Hong Kong regulator fines Ardon Maroon over cross trade related misconduct
The SFC finds that a cross trade instructed by Ardon Maroon was a wash trade presumed to be manipulative.
The Hong Kong Securities and Futures Commission (SFC) today announces that it has imposed a fine of HK$800,000 on Ardon Maroon Fund Management (Hong Kong) Limited, now known as China Silver Asset Management (Hong Kong) Limited.
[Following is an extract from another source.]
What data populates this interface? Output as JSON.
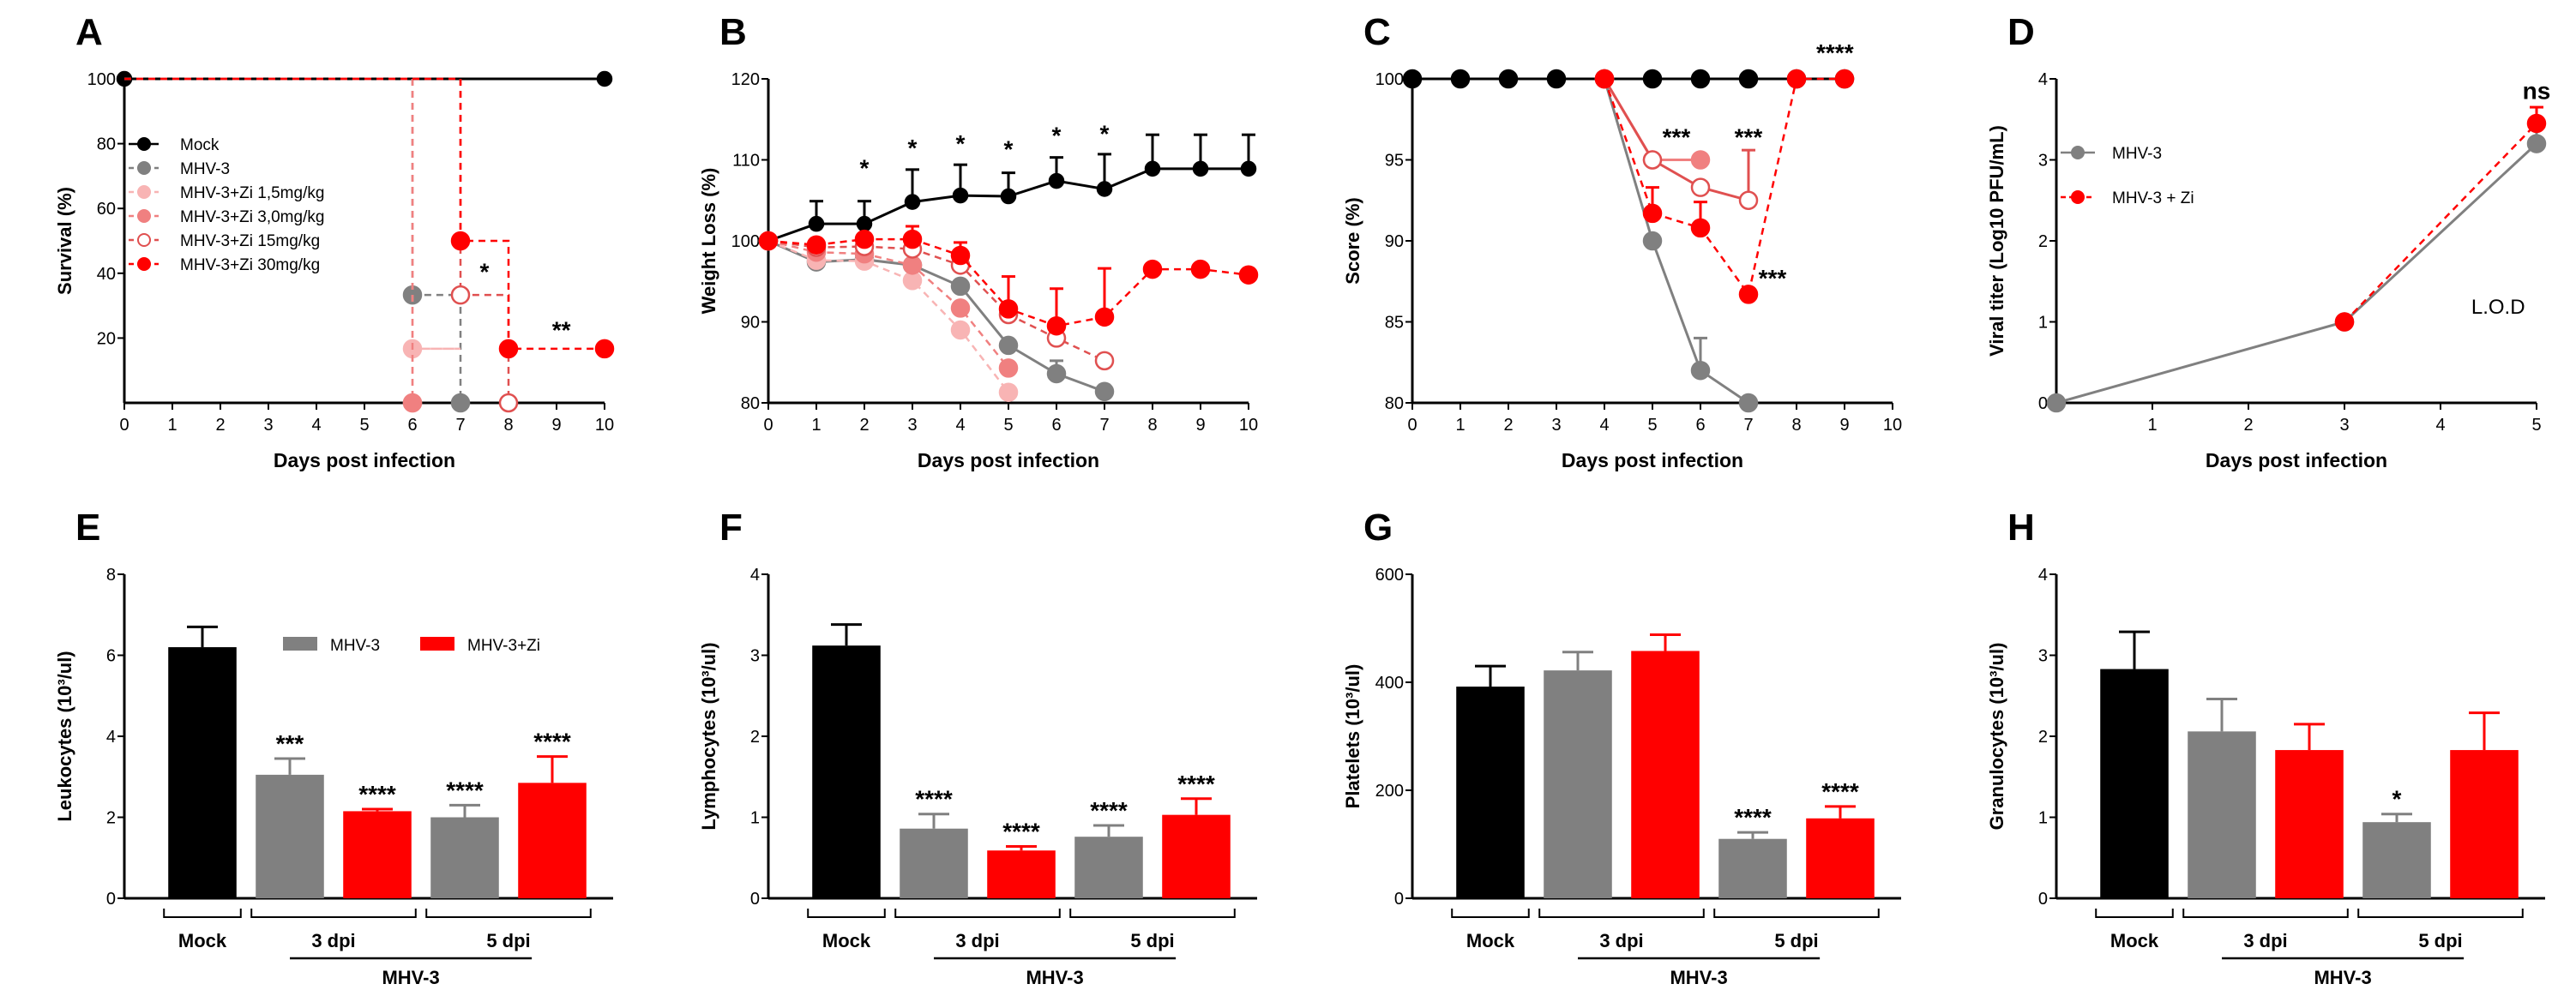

The penalty comes after the SFC has found that Ardon Maroon failed to exercise due skill, care and diligence in managing the Ardon Maroon Asia Master Fund (AM Fund) and failed to act in the best interests of the AM Fund and the integrity of market.
On August 8, 2014, Ardon Maroon gave instructions to one of its brokerages to execute a cross trade for 15 million shares of a listed company on the Stock Exchange of Hong Kong, which resulted in the AM Fund conducting a wash trade and incurring transaction costs totaling $133,056. Ardon Maroon then instructed another brokerage, which received 48 million shares of the same company, to deliver 15 million of such shares to settle the wash trade.
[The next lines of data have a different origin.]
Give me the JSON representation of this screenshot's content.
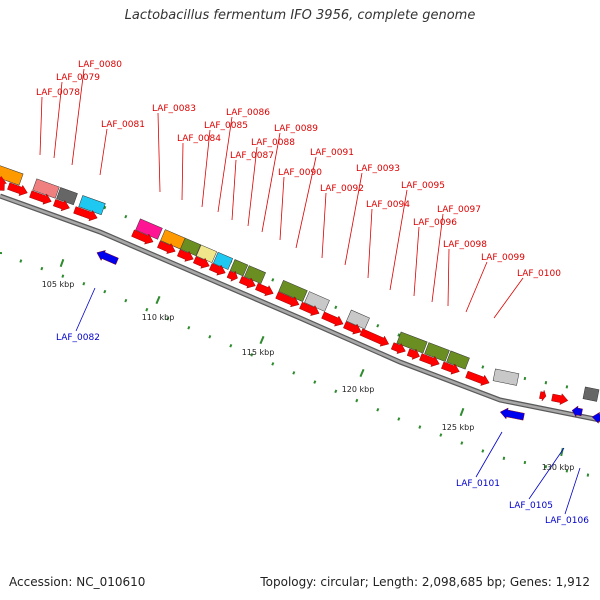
{
  "title": "Lactobacillus fermentum IFO 3956, complete genome",
  "footer": {
    "accession": "Accession: NC_010610",
    "stats": "Topology: circular; Length: 2,098,685 bp; Genes: 1,912"
  },
  "colors": {
    "backbone": "#8c8c8c",
    "forward_arrow": "#ff0000",
    "reverse_arrow": "#0000ee",
    "forward_label": "#dd0000",
    "reverse_label": "#0000cc",
    "tick": "#2e8b2e"
  },
  "kbp_labels": [
    "105 kbp",
    "110 kbp",
    "115 kbp",
    "120 kbp",
    "125 kbp",
    "130 kbp"
  ],
  "forward_labels": [
    "LAF_0078",
    "LAF_0079",
    "LAF_0080",
    "LAF_0081",
    "LAF_0083",
    "LAF_0084",
    "LAF_0085",
    "LAF_0086",
    "LAF_0087",
    "LAF_0088",
    "LAF_0089",
    "LAF_0090",
    "LAF_0091",
    "LAF_0092",
    "LAF_0093",
    "LAF_0094",
    "LAF_0095",
    "LAF_0096",
    "LAF_0097",
    "LAF_0098",
    "LAF_0099",
    "LAF_0100"
  ],
  "reverse_labels": [
    "LAF_0082",
    "LAF_0101",
    "LAF_0105",
    "LAF_0106"
  ]
}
According to Ardon Maroon, the cross trade was conducted for the purposes of moving shares between the two brokerages in order to reduce margin requirement at the brokerage receiving the 48 million shares and achieve better financing at the brokerage conducting the cross trade.
The SFC says that the cross trade instructed by Ardon Maroon was not in the interest of market integrity and was, in fact, a wash trade presumed to be manipulative under the SFO. Sections 274 and 295 of the SFO state that a person who enters into any transaction of sale and purchase of securities that does not involve a change of beneficial ownership shall be regarded to have created a false and misleading appearance of active trading in the securities unless the transaction is an off-market transaction. In respect of the cross trade ordered by Ardon Maroon, the AM Fund was both the buyer and seller of the relevant shares.
The cross trade conducted by the AM Fund was also not in the best interests of the holders of the fund because shares can be moved between the accounts of the two brokerages without the cross trade and the associated transaction costs, the SFC explains.
The regulator considers that the wash trade, which was not in the best interests of the AM Fund and market integrity, resulted from Ardon Maroon’s failure to exercise due skill, care and diligence in managing the AM Fund.
In making its decision about the disciplinary action, the SFC has taken into account the fact that the cross trade was an isolated incident, that Ardon Maroon did not benefit from the cross trade and that Ardon Maroon has an otherwise clean disciplinary record with the SFC. The regulator also noted that but for the firm’s financial position, the SFC would have imposed a heavier fine against it.